Originally intended as a joint production between the Met and Moscow’s Bolshoi Theatre, the project was put on hold following the February 2022 invasion of Ukraine. In response, the New York company ended its collaborations with all Russian state-affiliated institutions.
At that juncture, Nikolaus Bachler had recently assumed the artistic directorship of the Salzburg Easter Festival and sought new partners to share productions. One of his goals was to stage McBurney’s “Khovanshchina” in Salzburg, with the Met stepping in as a co-producer. Bachler emphasized the importance of collaboration, stating it was essential to find partners from the outset.
He remarked, “For a festival like ours, it’s unfortunate when a production is mounted only twice and then disappears. That represents both artistic and financial loss.”
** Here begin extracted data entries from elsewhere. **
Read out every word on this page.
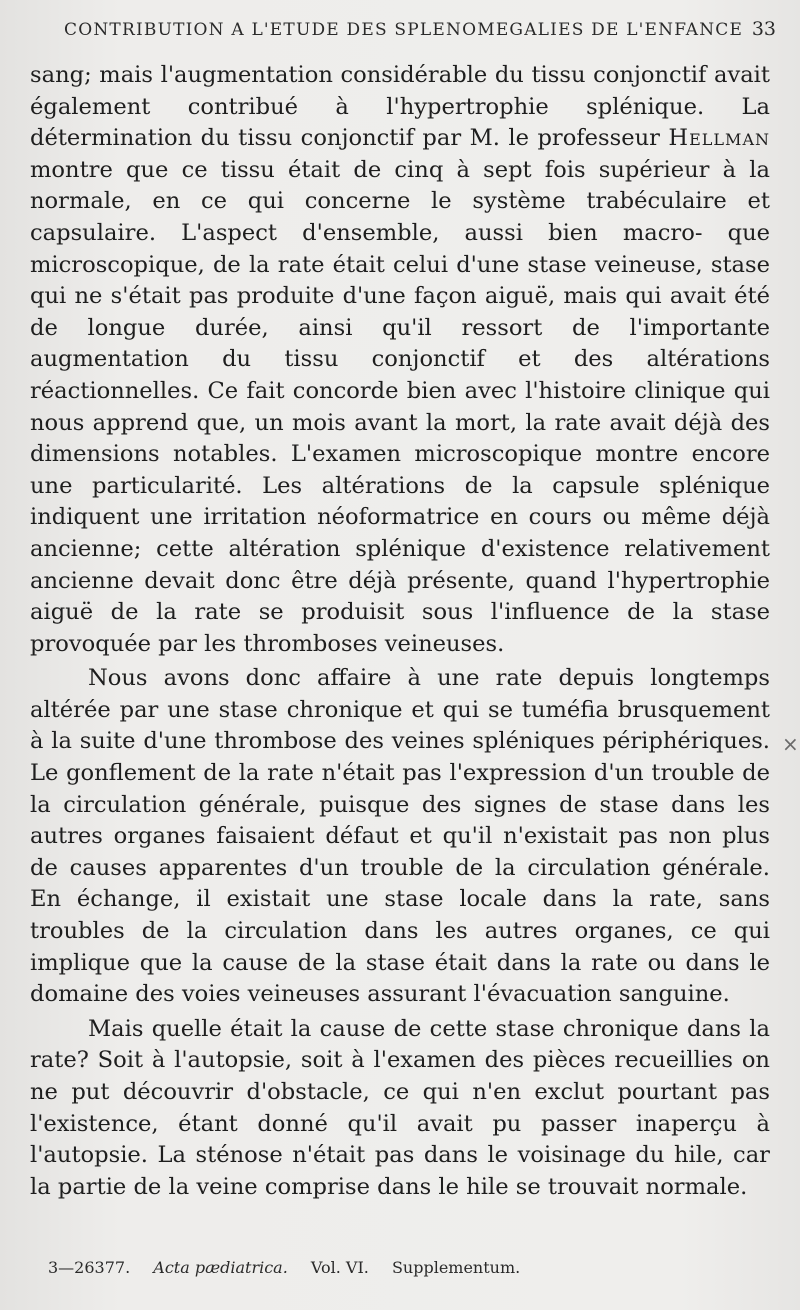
CONTRIBUTION A L'ETUDE DES SPLENOMEGALIES DE L'ENFANCE 33

sang; mais l'augmentation considérable du tissu conjonctif avait également contribué à l'hypertrophie splénique. La détermination du tissu conjonctif par M. le professeur Hellman montre que ce tissu était de cinq à sept fois supérieur à la normale, en ce qui concerne le système trabéculaire et capsulaire. L'aspect d'ensemble, aussi bien macro- que microscopique, de la rate était celui d'une stase veineuse, stase qui ne s'était pas produite d'une façon aiguë, mais qui avait été de longue durée, ainsi qu'il ressort de l'importante augmentation du tissu conjonctif et des altérations réactionnelles. Ce fait concorde bien avec l'histoire clinique qui nous apprend que, un mois avant la mort, la rate avait déjà des dimensions notables. L'examen microscopique montre encore une particularité. Les altérations de la capsule splénique indiquent une irritation néoformatrice en cours ou même déjà ancienne; cette altération splénique d'existence relativement ancienne devait donc être déjà présente, quand l'hypertrophie aiguë de la rate se produisit sous l'influence de la stase provoquée par les thromboses veineuses.

Nous avons donc affaire à une rate depuis longtemps altérée par une stase chronique et qui se tuméfia brusquement à la suite d'une thrombose des veines spléniques périphériques. Le gonflement de la rate n'était pas l'expression d'un trouble de la circulation générale, puisque des signes de stase dans les autres organes faisaient défaut et qu'il n'existait pas non plus de causes apparentes d'un trouble de la circulation générale. En échange, il existait une stase locale dans la rate, sans troubles de la circulation dans les autres organes, ce qui implique que la cause de la stase était dans la rate ou dans le domaine des voies veineuses assurant l'évacuation sanguine.

Mais quelle était la cause de cette stase chronique dans la rate? Soit à l'autopsie, soit à l'examen des pièces recueillies on ne put découvrir d'obstacle, ce qui n'en exclut pourtant pas l'existence, étant donné qu'il avait pu passer inaperçu à l'autopsie. La sténose n'était pas dans le voisinage du hile, car la partie de la veine comprise dans le hile se trouvait normale.

×
3—26377. Acta pædiatrica. Vol. VI. Supplementum.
In recent seasons, the Metropolitan Opera has increasingly embraced co-productions to not only share expenses but also enhance artistic exchange with other companies. The current season’s final premiere, John Adams’s “Antony and Cleopatra,” is a joint effort with San Francisco Opera and Barcelona’s Gran Teatre del Liceu. Additionally, “The Amazing Adventures of Kavalier & Clay,” a Met-commissioned opera by Mason Bates based on Michael Chabon’s novel, will launch the 2025-26 season following its premiere at Indiana University’s Jacobs School of Music. Two more new works, “La Sonnambula” and Kaija Saariaho’s “Innocence,” will be shared among multiple opera houses across Europe and the United States.